- A PEC da Anistia precisa de 171 assinaturas para avançar no Congresso; a oposição já soma 125 nomes.
- A mobilização ocorreu após o ministro Alexandre de Moraes ter suspendido a aplicação da Lei da Dosimetria aos condenados do 8 de janeiro.
- Saiu a convocação da seleção brasileira para a Copa do Mundo de 2026; a lista completa já está disponível, com um favorito de fora e outro destaque garantindo vaga.

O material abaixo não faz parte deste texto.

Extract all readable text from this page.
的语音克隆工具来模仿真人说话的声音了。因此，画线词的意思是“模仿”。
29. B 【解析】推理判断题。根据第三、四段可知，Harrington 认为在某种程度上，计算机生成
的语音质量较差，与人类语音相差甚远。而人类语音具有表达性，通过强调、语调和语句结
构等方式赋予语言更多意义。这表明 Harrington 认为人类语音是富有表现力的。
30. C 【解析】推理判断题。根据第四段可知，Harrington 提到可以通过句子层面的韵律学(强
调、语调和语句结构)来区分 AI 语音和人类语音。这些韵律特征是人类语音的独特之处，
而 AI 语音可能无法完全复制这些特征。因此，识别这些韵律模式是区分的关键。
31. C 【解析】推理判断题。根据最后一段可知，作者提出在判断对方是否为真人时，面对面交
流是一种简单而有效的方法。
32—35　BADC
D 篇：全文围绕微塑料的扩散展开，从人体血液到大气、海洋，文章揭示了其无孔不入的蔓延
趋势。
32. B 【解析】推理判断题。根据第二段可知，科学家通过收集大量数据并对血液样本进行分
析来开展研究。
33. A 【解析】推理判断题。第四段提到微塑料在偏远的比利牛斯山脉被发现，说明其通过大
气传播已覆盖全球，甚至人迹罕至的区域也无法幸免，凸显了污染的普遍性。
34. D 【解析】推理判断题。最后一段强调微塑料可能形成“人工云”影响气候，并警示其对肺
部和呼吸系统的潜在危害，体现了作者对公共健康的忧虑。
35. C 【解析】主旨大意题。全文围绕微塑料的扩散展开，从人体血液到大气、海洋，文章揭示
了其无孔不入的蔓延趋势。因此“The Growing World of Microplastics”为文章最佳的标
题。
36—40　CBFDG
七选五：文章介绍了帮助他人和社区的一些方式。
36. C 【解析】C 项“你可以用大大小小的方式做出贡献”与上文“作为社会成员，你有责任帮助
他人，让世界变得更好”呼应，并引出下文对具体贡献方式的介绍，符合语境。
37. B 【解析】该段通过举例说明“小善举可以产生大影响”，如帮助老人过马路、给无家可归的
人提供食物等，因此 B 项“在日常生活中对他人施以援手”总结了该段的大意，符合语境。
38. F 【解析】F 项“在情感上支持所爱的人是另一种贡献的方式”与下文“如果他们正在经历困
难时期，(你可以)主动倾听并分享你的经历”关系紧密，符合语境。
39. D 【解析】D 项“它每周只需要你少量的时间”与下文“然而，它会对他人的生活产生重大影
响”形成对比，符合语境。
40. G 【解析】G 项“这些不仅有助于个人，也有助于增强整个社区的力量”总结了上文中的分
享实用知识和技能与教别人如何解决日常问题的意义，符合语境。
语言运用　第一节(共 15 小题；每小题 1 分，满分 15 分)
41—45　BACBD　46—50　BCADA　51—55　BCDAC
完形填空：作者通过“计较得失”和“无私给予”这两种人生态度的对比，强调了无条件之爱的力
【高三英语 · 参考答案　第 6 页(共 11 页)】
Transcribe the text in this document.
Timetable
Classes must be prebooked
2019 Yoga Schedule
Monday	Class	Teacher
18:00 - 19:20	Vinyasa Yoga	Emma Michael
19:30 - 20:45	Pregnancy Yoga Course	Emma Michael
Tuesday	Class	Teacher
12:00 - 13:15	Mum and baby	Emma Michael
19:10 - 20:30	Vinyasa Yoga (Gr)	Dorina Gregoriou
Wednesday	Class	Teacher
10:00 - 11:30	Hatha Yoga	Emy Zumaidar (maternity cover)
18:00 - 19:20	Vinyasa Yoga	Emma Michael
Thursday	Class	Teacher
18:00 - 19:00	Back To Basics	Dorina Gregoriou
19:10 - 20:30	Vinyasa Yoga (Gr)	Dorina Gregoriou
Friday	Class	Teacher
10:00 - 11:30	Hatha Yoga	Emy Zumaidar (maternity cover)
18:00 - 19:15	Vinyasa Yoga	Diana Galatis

- O tema da Lei da Dosimetria também ganhou destaque em outras frentes do Congresso e do Judiciário, acompanhando o debate sobre punições e medidas legais.
- Analistas alertam para impactos orçamentários futuros, com possíveis gastos adicionais que podem pressionar as contas públicas a partir de 2027.
A PEC da Anistia deu seus primeiros passos no Congresso Nacional. A mobilização ocorre após o ministro Alexandre de Moraes suspender a aplicação da Lei da Dosimetria aos condenados do 8 de janeiro. O objetivo é iniciar a tramitação da proposta.
Para avançar, são necessárias 171 assinaturas favoráveis. A oposição já confirmou 125 nomes, indicando necessidade de mais apoios para que a PEC siga adiante. O tema reacende o debate sobre crímenes políticos e responsabilização de agentes públicos.
A tramitação, ainda em fase inicial, depende de recebimento formal pela mesa diretora e distribuição às comissões. Entidades ligadas ao tema afirmam que o movimento busca justamente abrir espaço para debater regras de dosimetria e anistia em casos de violência institucional.
Pontos-chave da tramitação
- Ato inicial depende de assinatura de parlamentares para que a PEC avance no plenário.
- Moraes suspendeu, temporariamente, a aplicação da Lei da Dosimetria a condenados relacionados ao 8 de janeiro.
- O desfecho da proposta pode influenciar o equilíbrio entre responsabilização e repercussões políticas.